The Lady.

I.

Sir POET, ere you crossed the lawn
(If it was wrong to watch you, pardon)
Behind this weeping birch withdrawn,
I watched you saunter round the garden.
I saw you bend beside the phlox;
Pluck, as you passed, a sprig of myrtle,
Review my well-ranged hollyhocks,
Smile at the fountain’s slender spurtle;

II.

You paused beneath the cherry-tree,
Where my marauder thrush was singing,
Peered at the bee-hives curiously,
And narrowly escaped a stinging;
And then—you see I watched—you passed
Down the espalier walk that reaches
Out to the western wall, and last
Dropped on the seat before the peaches.

III.

What was your thought?
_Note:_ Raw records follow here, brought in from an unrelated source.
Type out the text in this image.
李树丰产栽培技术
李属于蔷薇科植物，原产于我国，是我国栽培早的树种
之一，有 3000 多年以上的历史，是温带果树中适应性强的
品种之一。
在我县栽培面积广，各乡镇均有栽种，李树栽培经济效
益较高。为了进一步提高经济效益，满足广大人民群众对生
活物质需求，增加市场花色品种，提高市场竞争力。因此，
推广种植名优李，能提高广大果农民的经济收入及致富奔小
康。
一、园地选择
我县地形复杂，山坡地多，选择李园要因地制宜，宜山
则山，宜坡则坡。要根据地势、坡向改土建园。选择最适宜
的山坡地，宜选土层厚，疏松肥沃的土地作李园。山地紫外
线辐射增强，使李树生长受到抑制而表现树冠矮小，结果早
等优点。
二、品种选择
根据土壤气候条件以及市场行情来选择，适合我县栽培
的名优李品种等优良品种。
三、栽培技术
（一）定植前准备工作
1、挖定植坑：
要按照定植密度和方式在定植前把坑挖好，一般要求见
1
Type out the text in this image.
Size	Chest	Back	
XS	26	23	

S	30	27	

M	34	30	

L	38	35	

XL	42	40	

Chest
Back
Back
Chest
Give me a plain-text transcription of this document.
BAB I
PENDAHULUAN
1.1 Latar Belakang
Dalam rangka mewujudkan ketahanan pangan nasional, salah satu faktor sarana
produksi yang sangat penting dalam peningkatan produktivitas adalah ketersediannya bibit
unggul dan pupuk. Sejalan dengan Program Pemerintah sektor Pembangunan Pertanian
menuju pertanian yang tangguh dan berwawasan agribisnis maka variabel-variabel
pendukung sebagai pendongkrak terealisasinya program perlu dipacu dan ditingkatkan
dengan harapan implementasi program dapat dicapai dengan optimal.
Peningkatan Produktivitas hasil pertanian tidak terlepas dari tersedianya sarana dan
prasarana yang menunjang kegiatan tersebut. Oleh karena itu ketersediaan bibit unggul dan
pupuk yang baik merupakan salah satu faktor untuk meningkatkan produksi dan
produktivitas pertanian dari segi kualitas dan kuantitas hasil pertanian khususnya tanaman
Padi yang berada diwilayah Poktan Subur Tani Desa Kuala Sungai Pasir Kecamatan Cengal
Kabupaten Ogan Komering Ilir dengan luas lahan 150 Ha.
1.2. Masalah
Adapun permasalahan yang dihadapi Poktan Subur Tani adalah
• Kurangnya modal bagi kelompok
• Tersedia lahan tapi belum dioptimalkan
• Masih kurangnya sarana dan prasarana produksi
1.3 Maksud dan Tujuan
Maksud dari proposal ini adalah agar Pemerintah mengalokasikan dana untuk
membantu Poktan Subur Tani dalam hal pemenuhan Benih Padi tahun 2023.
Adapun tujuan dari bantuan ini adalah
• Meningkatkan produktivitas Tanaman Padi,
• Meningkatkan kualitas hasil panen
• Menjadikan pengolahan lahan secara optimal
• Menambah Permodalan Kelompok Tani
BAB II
You waited long.
Sublime or graceful,—grave,—satiric?
A Morris Greek-and-Gothic song?
A tender Tennysonian lyric?
Tell me. That garden-seat shall be,
So long as speech renown disperses,
Illustrious as the spot where he—
The gifted Blank—composed his verses.

The Poet.
IV.

Madam,—whose uncensorious eye
Grows gracious over certain pages.
Wherein the Jester’s maxims lie,
It may be, thicker than the Sage’s
I hear but to obey, and could
Mere wish of mine the pleasure do you,
Some verse as whimsical as Hood,—
As gay as Praed,—should answer to you.

V.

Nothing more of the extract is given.